Knowledge management is not at all directly quantitative and thus it is quite hard to measure aside from using “judgments”. However, just because there is no particular science as to how this can be monitored, this cannot be neglected. Humans and their knowledge are the absolute most important resource for businesses and most managers do acknowledge this. However, despite the fact that most managers understand the significance of the knowledge of their workers, they still fail to take action to better utilize this resource.
It is well known that knowledge management is hard to monitor but regardless it is still worth focusing on and working to better. One way for a company to monitor the success of its knowledge management is through analyzing the return on investment. The influences on profit that knowledge management strategies have should be one of the focuses that businesses analyze to monitor the success of knowledge management. This is because the ultimate goal of every business is to increase profit and the goal of any business strategy is to improve the success of the business. So, indirectly the change in profit and change in return on investment can be viewed to determine the success of knowledge management strategies.
Aside from trying to evaluate knowledge management numerically, there are also other ways to determine the success of knowledge management. Surveying employees about their take on the knowledge management system is also another way to determine the success of the strategy the business is utilizing. This is because initially the knowledge management systems may not impact profit but that impact can occur overtime.

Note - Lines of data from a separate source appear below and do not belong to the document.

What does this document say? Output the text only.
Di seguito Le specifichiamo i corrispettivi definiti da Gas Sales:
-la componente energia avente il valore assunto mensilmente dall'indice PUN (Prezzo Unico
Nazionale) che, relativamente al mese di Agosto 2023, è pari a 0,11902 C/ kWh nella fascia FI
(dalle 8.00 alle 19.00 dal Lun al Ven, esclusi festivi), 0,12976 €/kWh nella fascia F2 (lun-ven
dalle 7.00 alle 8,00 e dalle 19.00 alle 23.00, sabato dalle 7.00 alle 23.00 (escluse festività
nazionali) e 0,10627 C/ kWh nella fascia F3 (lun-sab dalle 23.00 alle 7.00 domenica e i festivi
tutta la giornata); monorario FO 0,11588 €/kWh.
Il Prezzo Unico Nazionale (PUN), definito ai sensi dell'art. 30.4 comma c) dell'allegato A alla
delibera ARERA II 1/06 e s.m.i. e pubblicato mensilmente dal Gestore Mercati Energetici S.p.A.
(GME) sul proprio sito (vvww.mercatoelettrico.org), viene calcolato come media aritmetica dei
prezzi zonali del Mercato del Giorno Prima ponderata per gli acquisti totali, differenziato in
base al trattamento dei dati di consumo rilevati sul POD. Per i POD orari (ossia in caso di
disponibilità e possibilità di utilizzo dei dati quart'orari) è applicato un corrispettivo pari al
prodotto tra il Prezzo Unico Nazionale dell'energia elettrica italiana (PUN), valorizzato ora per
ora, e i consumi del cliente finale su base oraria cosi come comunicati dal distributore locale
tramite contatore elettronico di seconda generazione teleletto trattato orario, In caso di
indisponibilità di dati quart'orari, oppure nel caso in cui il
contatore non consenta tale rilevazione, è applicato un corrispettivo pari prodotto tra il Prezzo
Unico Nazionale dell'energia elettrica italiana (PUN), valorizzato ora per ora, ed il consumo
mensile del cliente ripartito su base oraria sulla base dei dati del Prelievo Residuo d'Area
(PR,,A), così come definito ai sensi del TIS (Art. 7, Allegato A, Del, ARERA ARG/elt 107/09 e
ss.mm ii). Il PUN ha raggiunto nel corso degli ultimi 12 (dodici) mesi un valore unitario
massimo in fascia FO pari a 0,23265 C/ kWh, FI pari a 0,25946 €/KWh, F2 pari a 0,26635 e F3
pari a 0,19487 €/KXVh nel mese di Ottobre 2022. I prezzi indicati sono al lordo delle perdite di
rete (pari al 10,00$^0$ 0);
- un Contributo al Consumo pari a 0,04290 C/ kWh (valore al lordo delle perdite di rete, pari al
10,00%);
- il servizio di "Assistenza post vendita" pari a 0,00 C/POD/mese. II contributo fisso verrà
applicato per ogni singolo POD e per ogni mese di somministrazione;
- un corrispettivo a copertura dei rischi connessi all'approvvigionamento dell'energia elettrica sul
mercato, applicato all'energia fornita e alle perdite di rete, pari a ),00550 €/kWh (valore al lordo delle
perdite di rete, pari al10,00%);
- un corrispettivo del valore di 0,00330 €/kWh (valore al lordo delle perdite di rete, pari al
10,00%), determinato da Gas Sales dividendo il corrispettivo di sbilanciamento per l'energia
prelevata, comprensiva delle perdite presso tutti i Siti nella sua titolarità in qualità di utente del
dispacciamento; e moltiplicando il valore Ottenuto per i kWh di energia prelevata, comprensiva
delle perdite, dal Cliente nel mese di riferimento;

If employees feel like it is helping them improve their efficiencies in the workplace it may be worth having because the cost is low and even if there is no change in profit initially that can occur later. Maybe for instance, the addition of the knowledge management will increase customer service and it may cause increased profit in the long term as a result of the better service. So, look into more than just the initial numbers when considering the success of a knowledge management system.
Knowledge management has been known to really help businesses improve their success. Success is usually fairly straightforward to evaluate, but for evaluating knowledge management it is a complex component to evaluate. Do not ignore knowledge management tools just because it is not so straightforward to evaluate. It can dramatically increase the success of your business because of its relationship with every businesses most important resource, human knowledge.